«Ein Parlament muss nicht effizient sein», ermahnte mich ein erfahrener Kantonsratskollege, als ich mich vor ein paar Jahren als Neuling im Parlament über die langwierige und ineffiziente Debatte mit vielen Rednerinnen und Rednern beschwerte.
«Mehr Effizienz, mehr Tempo…» mögen wohl auch diejenigen Kantonsräte gedacht haben, die 2016 eine parlamentarische Initiative einreichten, mit der sie die Wahlhürden erhöhen wollten. Nur Parteien, die im ganzen Kanton mindestens 3 Prozent Wähleranteil erreichen, sollten noch im Parlament vertreten sein – Kleinparteien mit einem tieferen Anteil wären nicht mehr dabei. Die gegenwärtig acht Parteien machten den Ratsbetrieb ineffizient und die politische Zersplitterung wirke sich negativ aus, argumentierten die Befürworter. Die Gegner erwiderten, mit der höheren Wahlhürde würde die politische Vielfalt leiden und kleinere Bevölkerungsgruppen würden von der Mitsprache im Parlament ausgegrenzt.
Im Kanton Zürich haben wir uns vor gut 100 Jahren bewusst für die Einführung des Proporzwahlrechtes entschieden, und kurz darauf tat dies der Bund auch. Auf dem Hintergrund der damaligen Krisensituation des ersten Weltkriegs und der zunehmenden sozialen Spannungen war man zum Schluss gekommen, dass auch kleinere Bevölkerungsgruppen im Parlament mitreden und mitgestalten sollten.
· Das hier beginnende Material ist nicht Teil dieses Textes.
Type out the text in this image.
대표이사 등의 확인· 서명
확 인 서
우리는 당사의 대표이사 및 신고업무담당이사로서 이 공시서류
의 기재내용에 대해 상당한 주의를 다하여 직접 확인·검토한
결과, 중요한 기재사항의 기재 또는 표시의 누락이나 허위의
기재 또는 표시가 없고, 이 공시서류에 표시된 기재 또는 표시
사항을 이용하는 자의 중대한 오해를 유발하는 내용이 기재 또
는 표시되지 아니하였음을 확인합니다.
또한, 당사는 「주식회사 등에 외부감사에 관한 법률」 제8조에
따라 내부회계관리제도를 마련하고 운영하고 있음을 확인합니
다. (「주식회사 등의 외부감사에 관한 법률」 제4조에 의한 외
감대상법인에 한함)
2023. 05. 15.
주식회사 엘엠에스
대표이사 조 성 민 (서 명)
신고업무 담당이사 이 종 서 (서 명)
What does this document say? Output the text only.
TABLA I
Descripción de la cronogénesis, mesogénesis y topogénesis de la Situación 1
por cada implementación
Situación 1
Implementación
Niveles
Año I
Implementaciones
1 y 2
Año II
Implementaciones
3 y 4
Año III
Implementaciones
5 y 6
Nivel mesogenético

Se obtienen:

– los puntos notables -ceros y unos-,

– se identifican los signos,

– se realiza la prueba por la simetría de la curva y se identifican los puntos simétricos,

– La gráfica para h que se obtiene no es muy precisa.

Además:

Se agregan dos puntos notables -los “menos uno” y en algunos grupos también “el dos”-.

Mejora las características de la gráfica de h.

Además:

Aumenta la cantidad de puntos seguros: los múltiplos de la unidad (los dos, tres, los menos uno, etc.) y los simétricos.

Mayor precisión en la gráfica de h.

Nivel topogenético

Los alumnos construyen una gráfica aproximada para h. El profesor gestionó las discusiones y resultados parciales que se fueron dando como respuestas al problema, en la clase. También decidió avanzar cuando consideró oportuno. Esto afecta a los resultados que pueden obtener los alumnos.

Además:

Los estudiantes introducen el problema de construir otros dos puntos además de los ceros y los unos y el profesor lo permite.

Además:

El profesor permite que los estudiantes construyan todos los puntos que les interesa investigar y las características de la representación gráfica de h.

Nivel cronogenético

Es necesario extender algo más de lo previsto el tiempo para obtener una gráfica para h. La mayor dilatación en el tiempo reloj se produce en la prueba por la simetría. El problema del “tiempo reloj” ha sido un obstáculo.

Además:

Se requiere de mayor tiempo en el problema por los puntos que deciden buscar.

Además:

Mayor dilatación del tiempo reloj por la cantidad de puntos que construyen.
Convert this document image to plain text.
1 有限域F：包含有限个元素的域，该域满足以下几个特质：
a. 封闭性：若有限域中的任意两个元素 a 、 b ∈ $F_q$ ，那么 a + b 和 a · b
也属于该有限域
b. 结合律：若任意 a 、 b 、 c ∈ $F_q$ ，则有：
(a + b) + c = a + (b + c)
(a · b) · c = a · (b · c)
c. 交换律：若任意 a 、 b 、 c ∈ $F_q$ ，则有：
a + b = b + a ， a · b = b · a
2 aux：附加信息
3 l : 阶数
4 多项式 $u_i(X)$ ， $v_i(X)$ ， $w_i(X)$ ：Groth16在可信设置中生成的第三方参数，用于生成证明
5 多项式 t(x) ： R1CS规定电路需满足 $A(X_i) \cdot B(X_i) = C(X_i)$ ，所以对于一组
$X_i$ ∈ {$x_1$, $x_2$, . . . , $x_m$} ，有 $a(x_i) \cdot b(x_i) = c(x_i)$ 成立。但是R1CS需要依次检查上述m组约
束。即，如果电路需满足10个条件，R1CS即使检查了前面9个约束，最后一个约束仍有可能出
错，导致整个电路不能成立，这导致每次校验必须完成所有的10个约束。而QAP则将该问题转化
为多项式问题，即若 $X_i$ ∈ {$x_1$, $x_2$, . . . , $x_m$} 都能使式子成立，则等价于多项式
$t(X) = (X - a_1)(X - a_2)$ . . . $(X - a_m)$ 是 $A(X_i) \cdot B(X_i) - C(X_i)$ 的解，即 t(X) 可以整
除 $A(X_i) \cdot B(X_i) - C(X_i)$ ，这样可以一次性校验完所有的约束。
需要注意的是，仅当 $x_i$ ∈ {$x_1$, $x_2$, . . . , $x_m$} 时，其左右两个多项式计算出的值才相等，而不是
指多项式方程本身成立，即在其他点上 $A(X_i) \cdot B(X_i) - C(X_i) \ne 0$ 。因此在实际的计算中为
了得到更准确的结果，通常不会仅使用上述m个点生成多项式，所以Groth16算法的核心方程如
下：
Statt nur mit zwei oder drei grossen Parteien (oder gar nur mit einer Partei wie im Bundesrat von 1848) Politik zu machen, sollten auch kleinere Parteien mithelfen, einen möglichst grossen Teil der Bevölkerung in die politische Mitwirkung einzubeziehen.
Und ich meine, wir sind in den vergangenen 100 Jahren in unserem Land gut gefahren mit einem Einbezug breiter Bevölkerungskreise – mit einem vielfältigen Mehrparteiensystem, mit Vernehmlassungsverfahren und mit direktdemokratischen Möglichkeiten wie Initiativen und Abstimmungen. Unser demokratisches System bewahrt uns vor Spaltungen des Volkes, wie das Länder mit nur zwei Parteien oft erleben. Auch wenn unser langfädiges politisches Miteinander manchmal Nerven braucht, bin ich daher überzeugt: Vielfalt tut unserer Demokratie gut – und sie hilft uns, möglichst gut unser Zusammenleben zu regeln und die Herausforderungen der Zukunft mit «Schwarmintelligenz» zu meistern.